Not sure how to answer this, also given that the jet has a mass of 7500kg, a maximum thrust of 30,000 Newtons and a maximum velocity of 237 metres per second.

[ebaines]

This is going to depend very much on assumptions you make regarding air resistance. If the plane must use 30,000 N of thrust to maintain a velocity of 237 m/s then it cannot make it the entire 4,000 Km distance at full power. Therefore it must fly slower than 237 m/s, and now you need to make an assumption as to how airspeed varies with thrust. For example perhaps you assume that airspeed is directly proportional to thrust - in this case you can simply use W=Fd to determine the thrust you can maintain, then from that determine the airspeed, and finally time required. If gets a bit more complicated if you include the energy required to accelerate the plane to its cruising speed using KE = (1/2)mv^2, and to lift the plane to its cruising altitude using PE = mgh.

[sheila1983]

This is going to depend very much on assumptions you make regarding air resistance. If the plane must use 30,000 N of thrust to maintain a velocity of 237 m/s then it cannot make it the entire 4,000 Km distance at full power. Therefore it must fly slower than 237 m/s, and now you need to make an assumption as to how airspeed varies with thrust. For example perhaps you assume that airspeed is directly proportional to thrust - in this case you can simply use W=Fd to determine the thrust you can maintain, then from that determine the airspeed, and finally time required. If gets a bit more complicated if you include the energy required to accelerate the plane to its cruising speed using KE = (1/2)mv^2, and to lift the plane to its cruising altitude using PE = mgh.

OK, so I calculated the force on the plane using W = F d, so that (80 x 10^9 Joules = F x 4000,000m) which gives a force of 20,000 Newtons.
Then, as you suggested, assuming that the airspeed is directly proportional to thrust, if the maximum thrust of 30,000 Newtons enables the plane to reach a maximum velocity of 237 metres per second, then 20,000 Newtons would give a velocity of about 158 metres per second (237 x two thirds).
Then, using time = distance divided by speed, t = 4000,000 m / 158 ms-1 = approximately 7 hours for the shortest time to make the trip.
Not sure if my calculations are entirely correct, but this does make a lot more sense now.

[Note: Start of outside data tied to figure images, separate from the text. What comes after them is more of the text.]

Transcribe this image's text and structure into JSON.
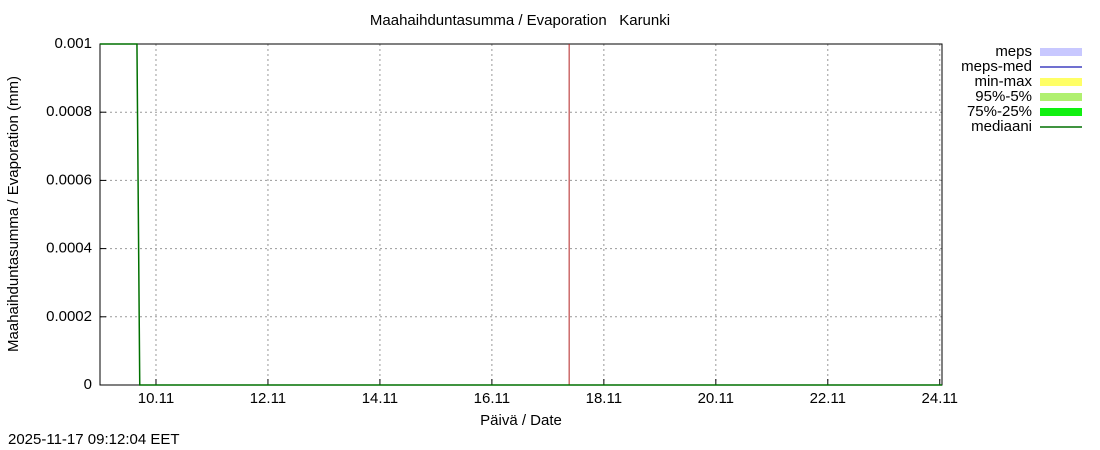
{
  "chart_data": {
    "type": "line",
    "title": "Maahaihduntasumma / Evaporation   Karunki",
    "x_label": "Päivä / Date",
    "y_label": "Maahaihduntasumma / Evaporation (mm)",
    "footer": "2025-11-17 09:12:04 EET",
    "xlim": [
      9,
      24.04
    ],
    "xticks": [
      {
        "value": 10,
        "label": "10.11"
      },
      {
        "value": 12,
        "label": "12.11"
      },
      {
        "value": 14,
        "label": "14.11"
      },
      {
        "value": 16,
        "label": "16.11"
      },
      {
        "value": 18,
        "label": "18.11"
      },
      {
        "value": 20,
        "label": "20.11"
      },
      {
        "value": 22,
        "label": "22.11"
      },
      {
        "value": 24,
        "label": "24.11"
      }
    ],
    "ylim": [
      0,
      0.001
    ],
    "yticks": [
      0,
      0.0002,
      0.0004,
      0.0006,
      0.0008,
      0.001
    ],
    "grid": true,
    "legend": "outside-right",
    "vline": {
      "x": 17.38,
      "color": "#b22222"
    },
    "series": [
      {
        "name": "meps",
        "color": "#c8c8ff",
        "style": "band",
        "x": [],
        "values": []
      },
      {
        "name": "meps-med",
        "color": "#4040c0",
        "style": "line",
        "x": [],
        "values": []
      },
      {
        "name": "min-max",
        "color": "#ffff66",
        "style": "band",
        "x": [],
        "values": []
      },
      {
        "name": "95%-5%",
        "color": "#b0f070",
        "style": "band",
        "x": [],
        "values": []
      },
      {
        "name": "75%-25%",
        "color": "#10f010",
        "style": "band",
        "x": [],
        "values": []
      },
      {
        "name": "mediaani",
        "color": "#007000",
        "style": "line",
        "x": [
          9,
          9.66,
          9.71,
          24.04
        ],
        "values": [
          0.001,
          0.001,
          0,
          0
        ]
      }
    ]
  }
}
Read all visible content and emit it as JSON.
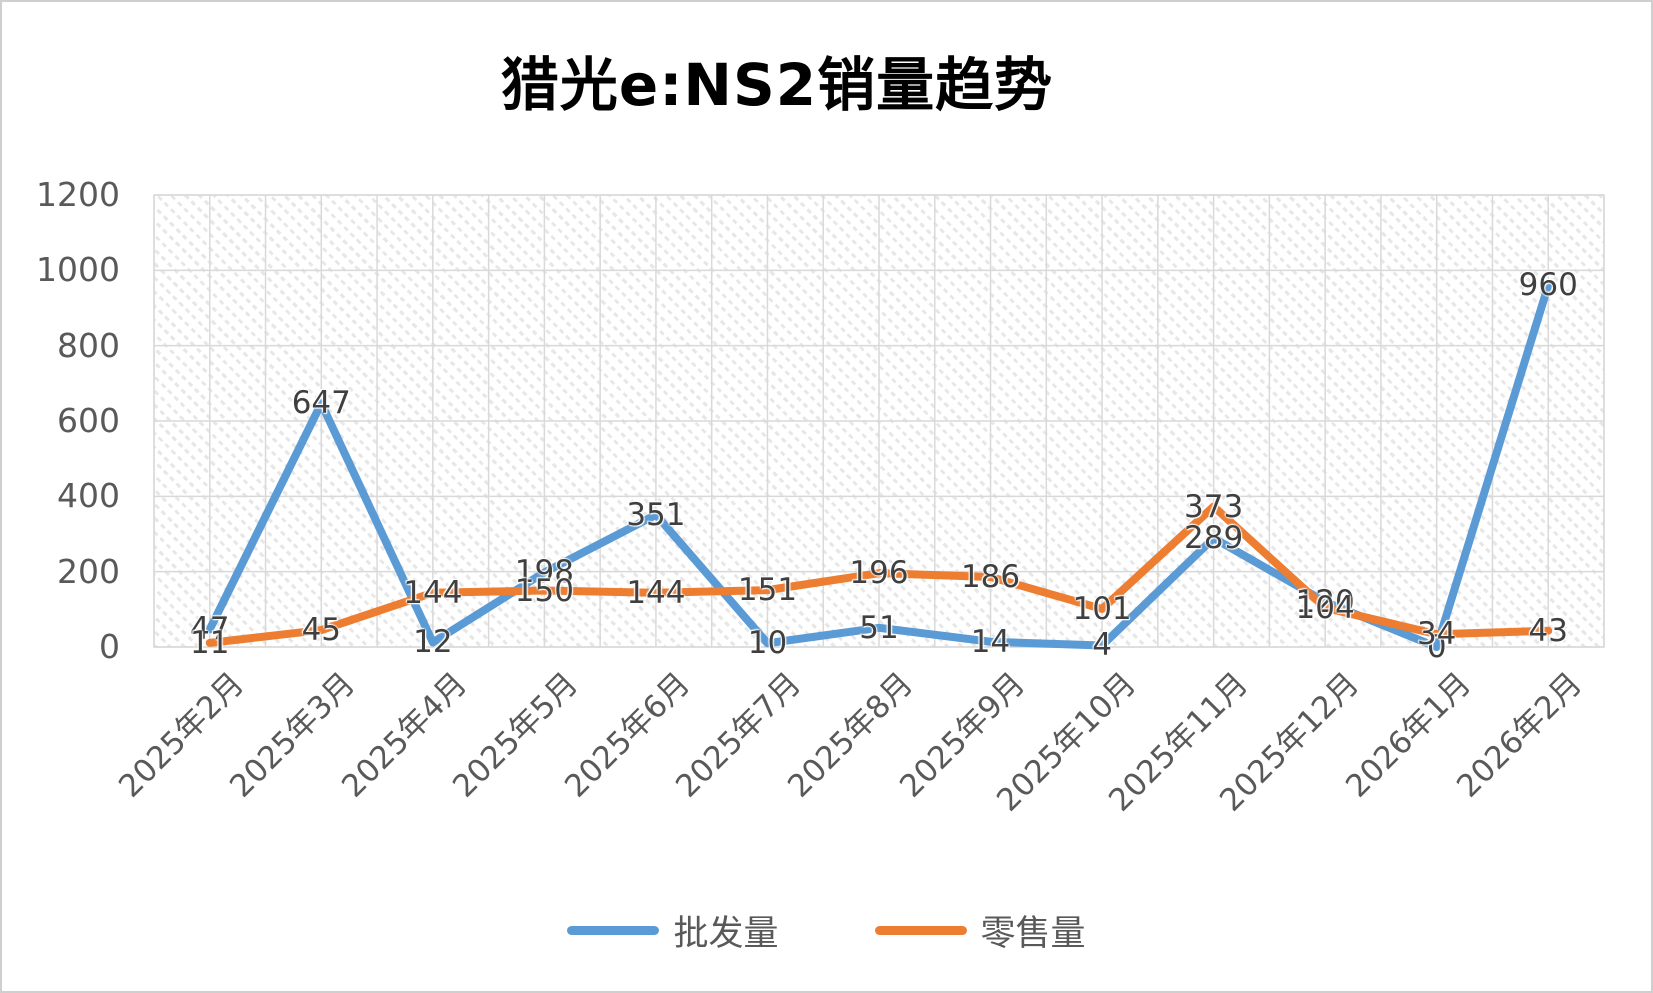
{
  "chart_data": {
    "type": "line",
    "title": "猎光e:NS2销量趋势",
    "categories": [
      "2025年2月",
      "2025年3月",
      "2025年4月",
      "2025年5月",
      "2025年6月",
      "2025年7月",
      "2025年8月",
      "2025年9月",
      "2025年10月",
      "2025年11月",
      "2025年12月",
      "2026年1月",
      "2026年2月"
    ],
    "series": [
      {
        "name": "批发量",
        "color": "#5B9BD5",
        "values": [
          47,
          647,
          12,
          198,
          351,
          10,
          51,
          14,
          4,
          289,
          120,
          0,
          960
        ]
      },
      {
        "name": "零售量",
        "color": "#ED7D31",
        "values": [
          11,
          45,
          144,
          150,
          144,
          151,
          196,
          186,
          101,
          373,
          104,
          34,
          43
        ]
      }
    ],
    "ylabel": "",
    "xlabel": "",
    "ylim": [
      0,
      1200
    ],
    "yticks": [
      0,
      200,
      400,
      600,
      800,
      1000,
      1200
    ],
    "grid": "on",
    "legend_position": "bottom",
    "data_labels": "centered on points",
    "plot_background": "diagonal hatch pattern"
  },
  "style": {
    "gridline_color": "#d9d9d9",
    "tick_label_color": "#595959",
    "data_label_color": "#3f3f3f",
    "title_color": "#000000"
  }
}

It would be easy to ignore the energy value given in the question and just calculate the shortest time using the maximum velocity value of 237 metres per second. Then, you would get t = 4000,000 m / 237 ms-1 = approximately 4.7 hours for the shortest time to make the trip. However, then you would be assuming that the force used is the maximum thrust for the entire journey, which would be 30,000 Newtons. However, you could see from the equation for W = Fd, that you would need 1.2 x 10^11 Joules of energy to do it in this time, since W = (30,000 N x 4000,000 m) = 1.2 x 10^11 Joules.
So the W = Fd makes sense of it all. Thanks.